La corona del mar by Julio Alejandre

La corona del mar by Julio Alejandre

autor:Julio Alejandre [Alejandre, Julio]
La lengua: spa
Format: epub
Tags: Novela, Aventuras, Histórico
editor: ePubLibre
publicado: 2022-05-02T00:00:00+00:00


4

Los rama eran tan silenciosos que podían llegar al lado de un cristiano, quitarle el cuchillo y apuñalarlo sin que lo advirtiera. Cuando los hombres sesteaban bajo la arboleda, no era infrecuente que, al abrir los ojos, se encontraran con la sonrisa inquietante y los ojos impenetrables de alguno de ellos observándolos de cerca. Los más aprensivos afirmaban que los indios se relamían por anticipado pensando en el banquete que se darían con sus cuerpos, pero Ricard miraba a la tropa de corsarios armados hasta los dientes y se burlaba de sus miedos.

—Más bien deberían guardarse de que no los cacemos como a monos —se jactaba.

Un día, el mulato Silvestre y varios hombres se adentraron en la manigua en procura de fruta y pasaron junto al cadáver de un animal cubierto por un enjambre de moscas, avispas y otros bichos que se levantaron a su paso y formaron una nube abigarrada. Cuando intentaban sacudírselos de encima se percataron de que era un cadáver humano. La carne corrompida apestaba como el diablo, tenía las cuencas de los ojos vacías, el rostro desfigurado y la escasa piel que le restaba se veía negruzca y amorcillada, pero aun así pudieron reconocer en aquel amasijo putrefacto a uno de los asesinos de Goulet. Le faltaban las dos manos y una pierna entera, que había sido cortada a la altura de la ingle. A ninguno se le pasó por alto el significado de aquellos cortes, ni el destino final de los miembros cercenados.

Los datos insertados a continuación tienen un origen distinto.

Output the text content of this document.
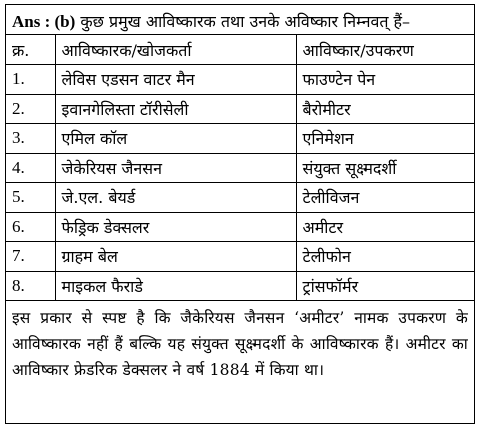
Ans : (b) कुछ प्रमुख आविष्कारक तथा उनके अविष्कार निम्नवत् हैं–
क्र.	आविष्कारक/खोजकर्ता	आविष्कार/उपकरण
1.	लेविस एडसन वाटर मैन	फाउण्टेन पेन
2.	इवानगेलिस्ता टॉरीसेली	बैरोमीटर
3.	एमिल कॉल	एनिमेशन
4.	जेकेरियस जैनसन	संयुक्त सूक्ष्मदर्शी
5.	जे.एल. बेयर्ड	टेलीविजन
6.	फेड्रिक डेक्सलर	अमीटर
7.	ग्राहम बेल	टेलीफोन
8.	माइकल फैराडे	ट्रांसफॉर्मर
इस प्रकार से स्पष्ट है कि जैकेरियस जैनसन ‘अमीटर’ नामक उपकरण के आविष्कारक नहीं हैं बल्कि यह संयुक्त सूक्ष्मदर्शी के आविष्कारक हैं। अमीटर का आविष्कार फ्रेडरिक डेक्सलर ने वर्ष 1884 में किया था।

A pesar de estar acostumbrados a convivir con la barbarie, el hallazgo impresionó a los corsarios. Ser devorados por indios con dientes de sierra les parecía la peor de las muertes. Desde entonces se redoblaron las precauciones en el campamento, y ya nadie se atrevió a quedarse en la playa después de anochecer. Tanto temor les habían cogido a los indios que ni siquiera intentaban buscar a sus mujeres para yacer con ellas.

La única que no los temía era Yabama, que le propuso a Gabriel que durmieran en la playa.

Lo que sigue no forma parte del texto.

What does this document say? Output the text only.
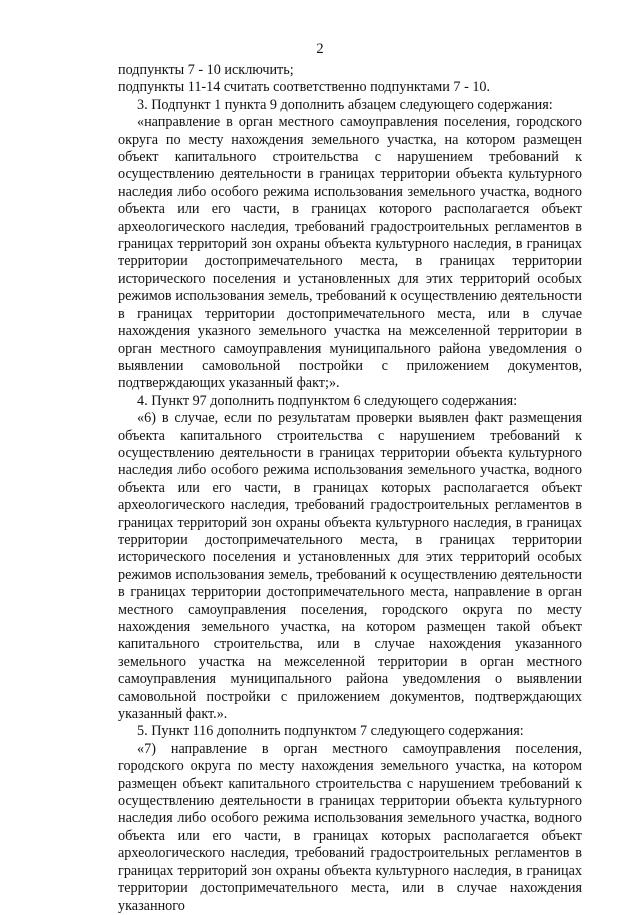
2

подпункты 7 - 10 исключить;

подпункты 11-14 считать соответственно подпунктами 7 - 10.

3. Подпункт 1 пункта 9 дополнить абзацем следующего содержания:

«направление в орган местного самоуправления поселения, городского округа по месту нахождения земельного участка, на котором размещен объект капитального строительства с нарушением требований к осуществлению деятельности в границах территории объекта культурного наследия либо особого режима использования земельного участка, водного объекта или его части, в границах которого располагается объект археологического наследия, требований градостроительных регламентов в границах территорий зон охраны объекта культурного наследия, в границах территории достопримечательного места, в границах территории исторического поселения и установленных для этих территорий особых режимов использования земель, требований к осуществлению деятельности в границах территории достопримечательного места, или в случае нахождения указного земельного участка на межселенной территории в орган местного самоуправления муниципального района уведомления о выявлении самовольной постройки с приложением документов, подтверждающих указанный факт;».

4. Пункт 97 дополнить подпунктом 6 следующего содержания:

«6) в случае, если по результатам проверки выявлен факт размещения объекта капитального строительства с нарушением требований к осуществлению деятельности в границах территории объекта культурного наследия либо особого режима использования земельного участка, водного объекта или его части, в границах которых располагается объект археологического наследия, требований градостроительных регламентов в границах территорий зон охраны объекта культурного наследия, в границах территории достопримечательного места, в границах территории исторического поселения и установленных для этих территорий особых режимов использования земель, требований к осуществлению деятельности в границах территории достопримечательного места, направление в орган местного самоуправления поселения, городского округа по месту нахождения земельного участка, на котором размещен такой объект капитального строительства, или в случае нахождения указанного земельного участка на межселенной территории в орган местного самоуправления муниципального района уведомления о выявлении самовольной постройки с приложением документов, подтверждающих указанный факт.».

5. Пункт 116 дополнить подпунктом 7 следующего содержания:

«7) направление в орган местного самоуправления поселения, городского округа по месту нахождения земельного участка, на котором размещен объект капитального строительства с нарушением требований к осуществлению деятельности в границах территории объекта культурного наследия либо особого режима использования земельного участка, водного объекта или его части, в границах которых располагается объект археологического наследия, требований градостроительных регламентов в границах территорий зон охраны объекта культурного наследия, в границах территории достопримечательного места, или в случае нахождения указанного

—La tendremos para nosotros solos —argumentó.

—¿Estás segura de que no acabaremos devorados?

—Los rama se recogen a la manigua durante la noche.

—¿Seguro? —insistió Gabriel, que no las tenía todas consigo. También a él le horrorizaba imaginarse cocido en un perol.

—El riesgo vale la pena —fue su inquietante respuesta.

Y realmente la valió. Con la playa para ellos solos, fabricaron un lecho de bejucos que colocaban cada noche en un lugar diferente, y hacían el amor con la delicia de siempre.

A Gabriel le encandilaba la intensidad con que la mestiza se entregaba, que en nada había disminuido desde el primer encuentro que habían tenido en La Habana. Su cuerpo albergaba una fuerza y una pasión que lo acababan agotando. Sus músculos se tensaban como el arco de una ballesta y sus piernas lo abarcaban con la fuerza de una mandíbula. Con cada movimiento y cada abrazo, con cada beso y mordisco, la pujanza de Yabama lo vencía y lo obligaba a ceder.